Babam ve Oğlum

Babam ve Oğlum

Çağan Irmak’ın senaryosunu yazdığı ve yönettiği Babam ve Oğlum filmi, 12 Eylül dönemine dair dokunuşlarıyla hem bir dönem filmi hem de her ailede yaşanabilecek dargınlık, ayrılık ve barışmalarıyla bir aile filmi. Gençlik idealleri, var olma ya da kendini gerçekleştirme isteği sonucunda Sadık’ın ailesine karşı gelerek gittiği büyükşehirden hüzünlü bir hikayeyle dönüşü anlatılıyor. Sadık’ın yalnız başına çıktığı yolculuktan oğluyla birlikte kasabaya geri dönüşü bir çok soru işaretlerini de beraberinde getiriyor.

Babam ve Oğlum‘un Hikayesi

Babam ve Oğlum

Ege’deki çiftlikten gazetecilik okumak için ayrılan Sadık’ın, yıllar sonra oğluyla beraber yeniden çiftliğe dönüşü, 12 Eylül Darbesi arka planında aktarılıyor. Filmin çekimleri İzmir (Seferihisar), Balıkesir (Ayvalık) ve İstanbul’da gerçekleştirildi.

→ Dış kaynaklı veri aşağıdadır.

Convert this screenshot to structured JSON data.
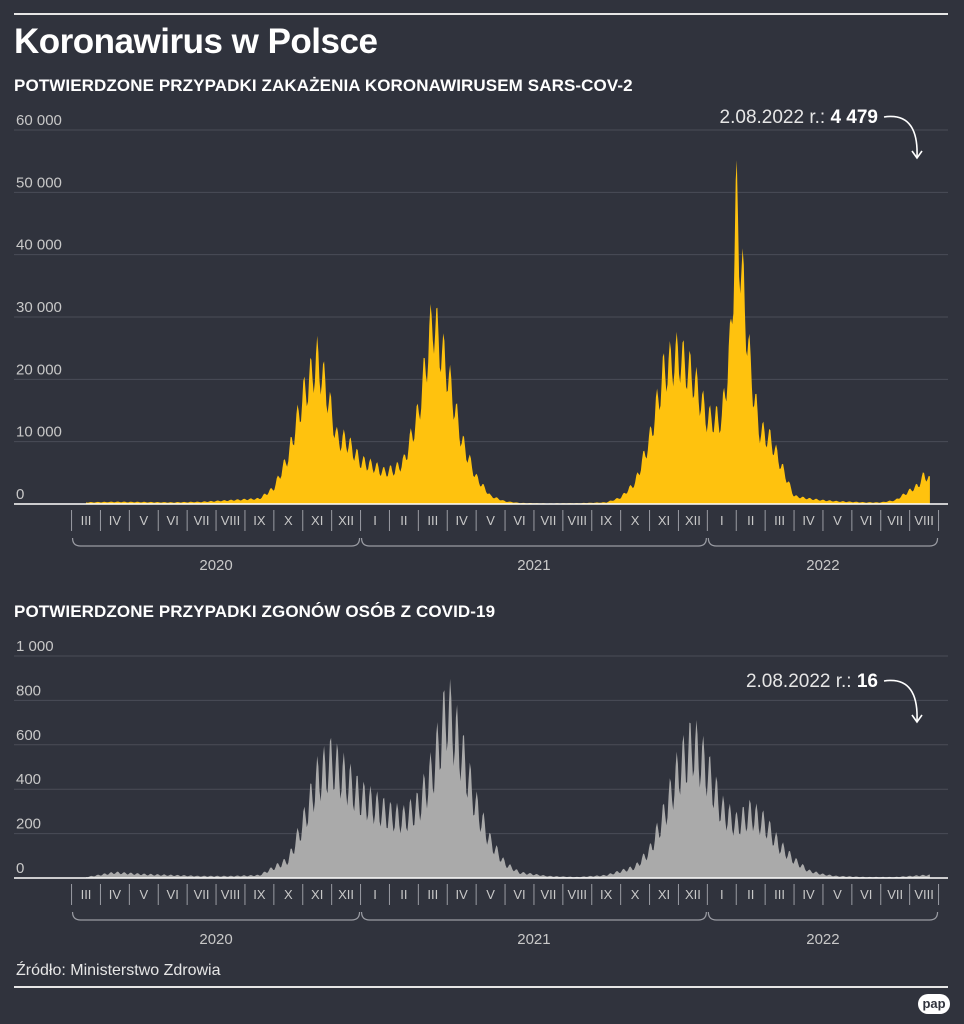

Sadık, çiftlikten üniversite okumak, gazetecilik eğitimi almak için ayrılmıştır. Babası Hüseyin (Çetin Tekindor) ise onun ziraat mühendisliği okuyup çiftliğin işlerini devralmasını istemektedir. Sadık, daha üniversite yıllarında siyasetle yakından ilgilenir. Bunu öğrenen babası Hüseyin, oğlunu evlatlıktan reddeder. 70’li yıllarda birçok siyasi olaya karışan Sadık’ı daha zor günler beklemektedir. 1980 yılının 12 Eylül günü sabah erken saatlerde karısının doğum sancılarının tutmasıyla dışarı fırlayan çift, hastaneye gitmek için araç bulamazlar, çünkü ülkede askerî darbe gerçekleşmektedir. Sadık’ın karısı, doğum esnasında hayatını kaybeder ama küçük Deniz hayattadır. Gördüğü işkence ve yattığı hapisten sonra sağlığı bozulan Sadık, hastalığının ölümcül olduğunu anladığında Deniz’i Ege’deki çiftliğe, annesinin ve konuşmadığı babasının yanına götürmekten başka bir yol bulamaz. Çizgi romanlara ve onun büyülü dünyasına oldukça meraklı olan Deniz için evin yanaşmaları, küs teyze (Şerif Sezer), traktör kullanan ve telsizle konuşan babaanne (Hümeyra), bileğinden boğazına kadar bilezikle dolaşan gelin Hanife (Binnur Kaya) ve saf bir amca (Yetkin Dikinciler) ile tanışmak, onun için oldukça farklı bir deneyim olacaktır. Sadık ve Hüseyin’in geçmişle hesaplaşmaları ise oldukça sıkıntılı gelişmelere neden olacaktır.

Filmin Konusu;

Babam ve Oğlum

Deniz, 12 Eylül gecesinde sokakta dünyaya gelir. Annesi, sıkıyönetim sebebiyle vaktinde hastaneye yetişemediğinden hayatını kaybeder. Babası Sadık ise gazetecidir ve bu süreçte işkenceye maruz kalır. Sadık, Deniz’i kendi gayretleriyle büyütür, ta ki dermansız bir hastalığa yakalanana kadar. Sadık, evladı Deniz’i kapısını çarpıp çıktığı baba ocağından başka bir yere emanet etmek istemez. Babasından başka kimseyi tanımayan küçük Deniz için ise durum hayli karışıktır. Artık dedesiyle, babaannesiyle ve tanımadığı akrabalarıyla küçük bir kasabada yaşamaya başlayacaktır.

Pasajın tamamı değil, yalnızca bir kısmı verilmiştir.